Title: Cerebus Vol 9: Reads
ISBN: 0919359159
Price: $
Publisher/Year: Aardvark-Vanheim, 1995
Artist: Gerhard
Writer: Dave Sim
Collects: Cerebus # 175-186
Rating: 2/5
Reads is a book of two parts. In one part, the story of Cerebus inches forward, as three aardvarks and a human meet, one of them warns the others that they're all stupid and greedy, and two of them get into a fight. The fight is epic - a slow-motion mix of pummeling and blood letting that wouldn't look out of place in a Quentin Tarantino movie. Unfortunately, we've performed a scientific experiment and discovered that only 35 per cent of Reads is taken up by the further adventures of Cerebus that most people will purchase the volume for.
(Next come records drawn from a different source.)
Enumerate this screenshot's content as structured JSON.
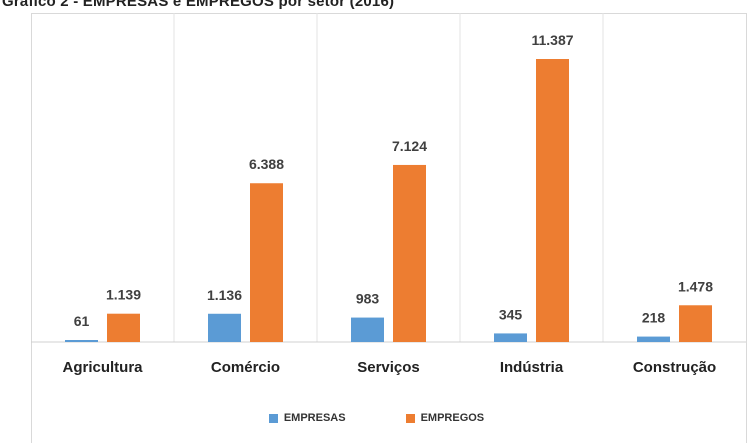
{
  "chart_data": {
    "type": "bar",
    "title": "Gráfico 2 - EMPRESAS e EMPREGOS por setor (2016)",
    "categories": [
      "Agricultura",
      "Comércio",
      "Serviços",
      "Indústria",
      "Construção"
    ],
    "series": [
      {
        "name": "EMPRESAS",
        "values": [
          61,
          1136,
          983,
          345,
          218
        ],
        "labels": [
          "61",
          "1.136",
          "983",
          "345",
          "218"
        ],
        "color": "#5b9bd5"
      },
      {
        "name": "EMPREGOS",
        "values": [
          1139,
          6388,
          7124,
          11387,
          1478
        ],
        "labels": [
          "1.139",
          "6.388",
          "7.124",
          "11.387",
          "1.478"
        ],
        "color": "#ed7d31"
      }
    ],
    "ylim": [
      0,
      12000
    ],
    "grid": false,
    "legend_position": "bottom"
  }
}
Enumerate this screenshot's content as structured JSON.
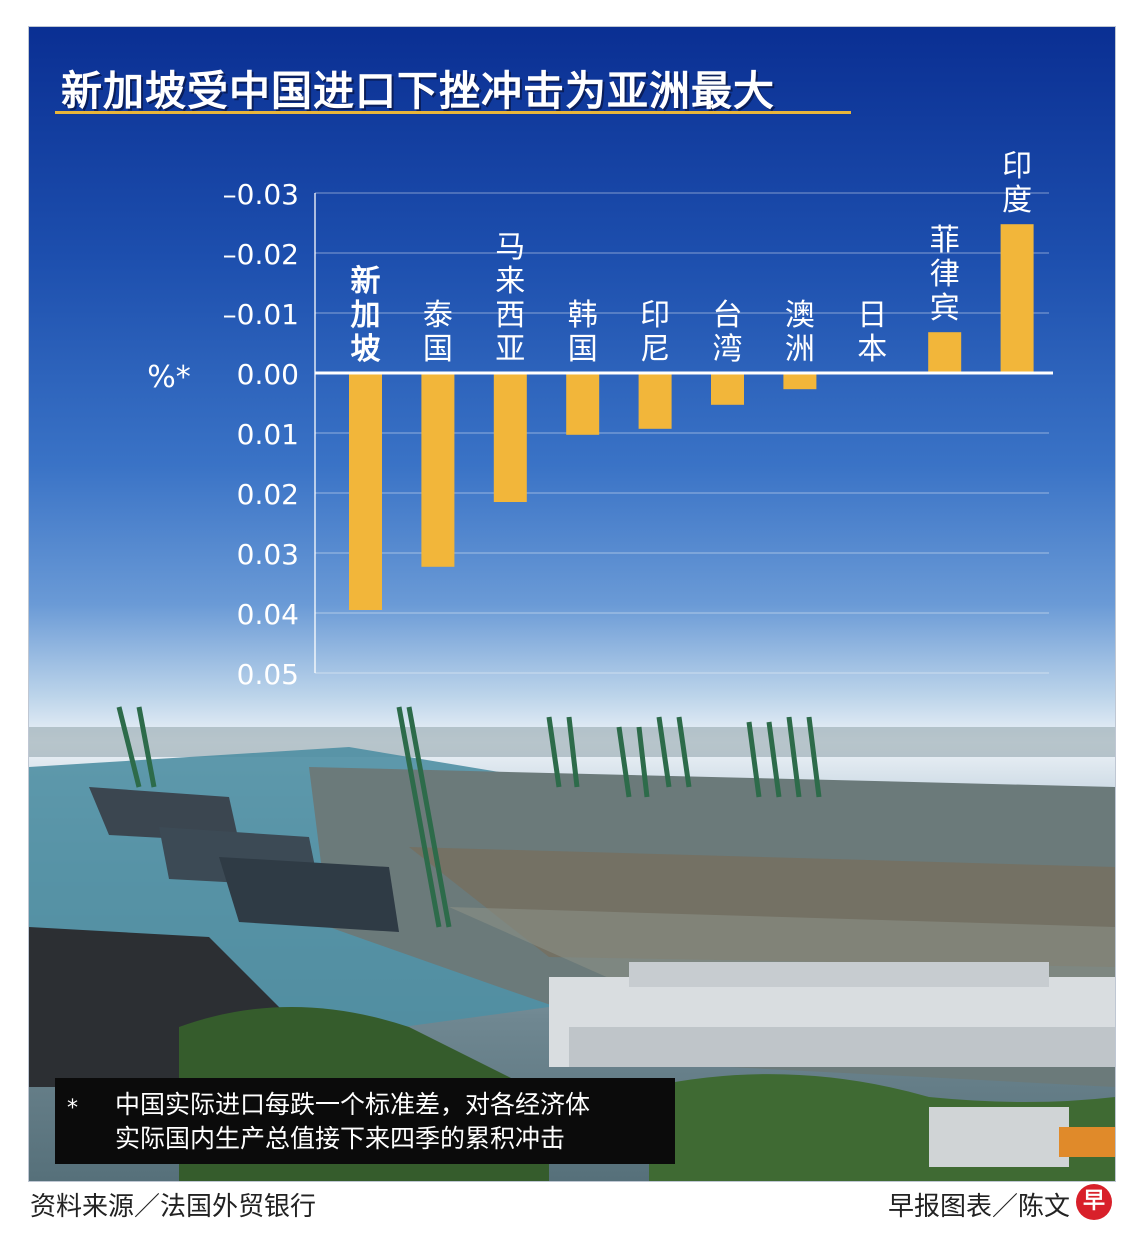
{
  "title": "新加坡受中国进口下挫冲击为亚洲最大",
  "chart_data": {
    "type": "bar",
    "categories": [
      "新加坡",
      "泰国",
      "马来西亚",
      "韩国",
      "印尼",
      "台湾",
      "澳洲",
      "日本",
      "菲律宾",
      "印度"
    ],
    "values": [
      0.0395,
      0.0323,
      0.0215,
      0.0103,
      0.0093,
      0.0053,
      0.0027,
      0.0,
      -0.0068,
      -0.0248
    ],
    "ylabel": "%*",
    "ylim": [
      -0.03,
      0.05
    ],
    "y_axis_inverted": true,
    "yticks": [
      -0.03,
      -0.02,
      -0.01,
      0.0,
      0.01,
      0.02,
      0.03,
      0.04,
      0.05
    ],
    "ytick_labels": [
      "–0.03",
      "–0.02",
      "–0.01",
      "0.00",
      "0.01",
      "0.02",
      "0.03",
      "0.04",
      "0.05"
    ],
    "grid": true,
    "bar_color": "#f2b63a",
    "highlight_category": "新加坡"
  },
  "footnote": {
    "marker": "*",
    "line1": "中国实际进口每跌一个标准差，对各经济体",
    "line2": "实际国内生产总值接下来四季的累积冲击"
  },
  "source": "资料来源／法国外贸银行",
  "credit": "早报图表／陈文",
  "logo_text": "早"
}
The other part is prose. It starts off as a diatribe against the comic industry, with Sim using thinly disguised names to take digs at the industry he, by self-publishing Cerebus, has managed to stay on the outskirts of. Shortly after that, Sim drops the pretense of everyone except his own alter-ego and describes meetings, discussions and stories with other comics professionals like Alan Moore and Neil Gaiman. Then, eventually, he starts preaching his world view.
Sim's outlook, as is widely discussed on the web and elsewhere, is misogynist, rather sad and deeply misguided. Sim looks back to a simpler age where women weren't involved in decision making, in creative processes or in politics, and considers these better times. More was done, he argues. Men weren't held back. Frankly, it's a preposterous and offensive outburst.
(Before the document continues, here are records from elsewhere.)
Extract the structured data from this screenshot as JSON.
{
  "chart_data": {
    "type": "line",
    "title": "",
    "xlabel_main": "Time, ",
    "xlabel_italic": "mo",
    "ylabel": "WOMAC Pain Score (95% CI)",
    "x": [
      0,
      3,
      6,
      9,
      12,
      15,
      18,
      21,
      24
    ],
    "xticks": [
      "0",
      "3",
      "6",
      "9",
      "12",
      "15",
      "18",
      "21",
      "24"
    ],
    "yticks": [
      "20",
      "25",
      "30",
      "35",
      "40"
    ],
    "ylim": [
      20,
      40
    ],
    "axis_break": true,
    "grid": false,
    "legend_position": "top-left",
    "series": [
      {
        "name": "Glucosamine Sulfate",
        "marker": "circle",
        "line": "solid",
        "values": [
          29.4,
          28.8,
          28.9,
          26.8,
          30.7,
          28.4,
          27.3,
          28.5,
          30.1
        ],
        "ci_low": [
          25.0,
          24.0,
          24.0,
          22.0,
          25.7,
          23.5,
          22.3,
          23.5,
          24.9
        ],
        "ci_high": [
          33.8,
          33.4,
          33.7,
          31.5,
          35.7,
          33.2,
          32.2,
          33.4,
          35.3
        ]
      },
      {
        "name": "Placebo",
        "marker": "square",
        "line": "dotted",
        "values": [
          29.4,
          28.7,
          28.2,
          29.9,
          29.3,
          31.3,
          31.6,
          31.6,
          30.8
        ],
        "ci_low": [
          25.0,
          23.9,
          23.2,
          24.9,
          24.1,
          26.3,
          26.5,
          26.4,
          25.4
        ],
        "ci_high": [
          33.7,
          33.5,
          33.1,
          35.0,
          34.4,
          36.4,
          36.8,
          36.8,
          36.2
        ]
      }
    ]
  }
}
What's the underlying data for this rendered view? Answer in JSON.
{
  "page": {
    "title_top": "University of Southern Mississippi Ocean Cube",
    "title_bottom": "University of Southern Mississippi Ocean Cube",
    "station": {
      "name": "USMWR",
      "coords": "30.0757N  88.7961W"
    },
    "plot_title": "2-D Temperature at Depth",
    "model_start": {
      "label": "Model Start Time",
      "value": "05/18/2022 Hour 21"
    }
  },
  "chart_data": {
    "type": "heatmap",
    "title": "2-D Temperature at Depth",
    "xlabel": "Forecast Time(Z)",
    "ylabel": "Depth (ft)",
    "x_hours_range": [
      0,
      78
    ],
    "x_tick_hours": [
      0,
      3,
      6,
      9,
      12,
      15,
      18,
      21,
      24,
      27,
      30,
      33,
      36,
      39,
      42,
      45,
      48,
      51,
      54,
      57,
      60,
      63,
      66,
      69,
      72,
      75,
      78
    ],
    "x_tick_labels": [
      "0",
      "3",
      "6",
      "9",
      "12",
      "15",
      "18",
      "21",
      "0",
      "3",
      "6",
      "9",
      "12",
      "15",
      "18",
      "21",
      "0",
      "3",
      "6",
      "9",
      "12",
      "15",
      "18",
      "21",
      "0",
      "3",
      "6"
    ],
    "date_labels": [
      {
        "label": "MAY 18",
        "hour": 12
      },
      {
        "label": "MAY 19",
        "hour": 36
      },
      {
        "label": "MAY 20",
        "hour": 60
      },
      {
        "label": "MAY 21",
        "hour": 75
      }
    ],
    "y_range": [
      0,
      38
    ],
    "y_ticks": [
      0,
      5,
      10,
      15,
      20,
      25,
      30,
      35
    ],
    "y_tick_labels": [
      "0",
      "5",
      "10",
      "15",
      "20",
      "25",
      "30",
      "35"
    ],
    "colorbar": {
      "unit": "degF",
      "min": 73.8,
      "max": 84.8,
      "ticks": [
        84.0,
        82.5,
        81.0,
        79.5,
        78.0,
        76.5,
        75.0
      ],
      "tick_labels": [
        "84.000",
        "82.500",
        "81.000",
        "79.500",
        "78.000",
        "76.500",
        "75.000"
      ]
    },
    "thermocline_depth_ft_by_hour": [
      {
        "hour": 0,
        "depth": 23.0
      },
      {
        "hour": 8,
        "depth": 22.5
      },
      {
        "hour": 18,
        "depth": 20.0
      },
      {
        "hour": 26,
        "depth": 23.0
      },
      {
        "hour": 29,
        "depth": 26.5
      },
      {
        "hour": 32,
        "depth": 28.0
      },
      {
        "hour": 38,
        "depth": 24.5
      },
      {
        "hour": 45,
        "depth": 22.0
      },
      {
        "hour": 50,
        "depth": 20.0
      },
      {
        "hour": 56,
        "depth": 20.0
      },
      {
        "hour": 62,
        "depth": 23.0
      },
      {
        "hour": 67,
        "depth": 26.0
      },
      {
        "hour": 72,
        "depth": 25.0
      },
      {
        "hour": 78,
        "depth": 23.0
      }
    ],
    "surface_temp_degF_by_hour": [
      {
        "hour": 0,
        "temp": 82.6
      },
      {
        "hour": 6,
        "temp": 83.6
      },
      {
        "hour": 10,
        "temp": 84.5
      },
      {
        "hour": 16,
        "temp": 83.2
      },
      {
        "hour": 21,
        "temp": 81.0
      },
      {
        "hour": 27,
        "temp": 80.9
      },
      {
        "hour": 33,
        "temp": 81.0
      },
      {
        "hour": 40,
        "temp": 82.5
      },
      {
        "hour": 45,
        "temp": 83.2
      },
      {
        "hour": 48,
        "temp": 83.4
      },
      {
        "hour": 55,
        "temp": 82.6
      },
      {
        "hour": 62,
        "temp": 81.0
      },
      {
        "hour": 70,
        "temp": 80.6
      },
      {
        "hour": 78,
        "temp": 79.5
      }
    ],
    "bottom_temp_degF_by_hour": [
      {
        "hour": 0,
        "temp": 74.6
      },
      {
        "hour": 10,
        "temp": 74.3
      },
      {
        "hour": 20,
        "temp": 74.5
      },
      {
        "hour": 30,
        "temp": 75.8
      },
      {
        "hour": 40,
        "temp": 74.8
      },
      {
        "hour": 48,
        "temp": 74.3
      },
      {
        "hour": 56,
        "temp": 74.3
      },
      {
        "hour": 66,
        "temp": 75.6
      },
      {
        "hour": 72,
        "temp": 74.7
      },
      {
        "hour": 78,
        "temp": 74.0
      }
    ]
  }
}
It's a shame because the Cerebus story remains so interesting and promising. But Sim argues that he is the story, that auteur and creation are so tightly knitted together that, one supposes, we must know the man to know his characters. Of course, this is artistic pretension to the extreme. Some artists may successfully use their fame to talk about the bigger picture - Bob Geldolf springs to mind - but this is rare and is generally preferable if the cause is widely considered to be 'good'. Sim's arguments about the tyranny of the 'Female Void' ring eerily hollow in this regard.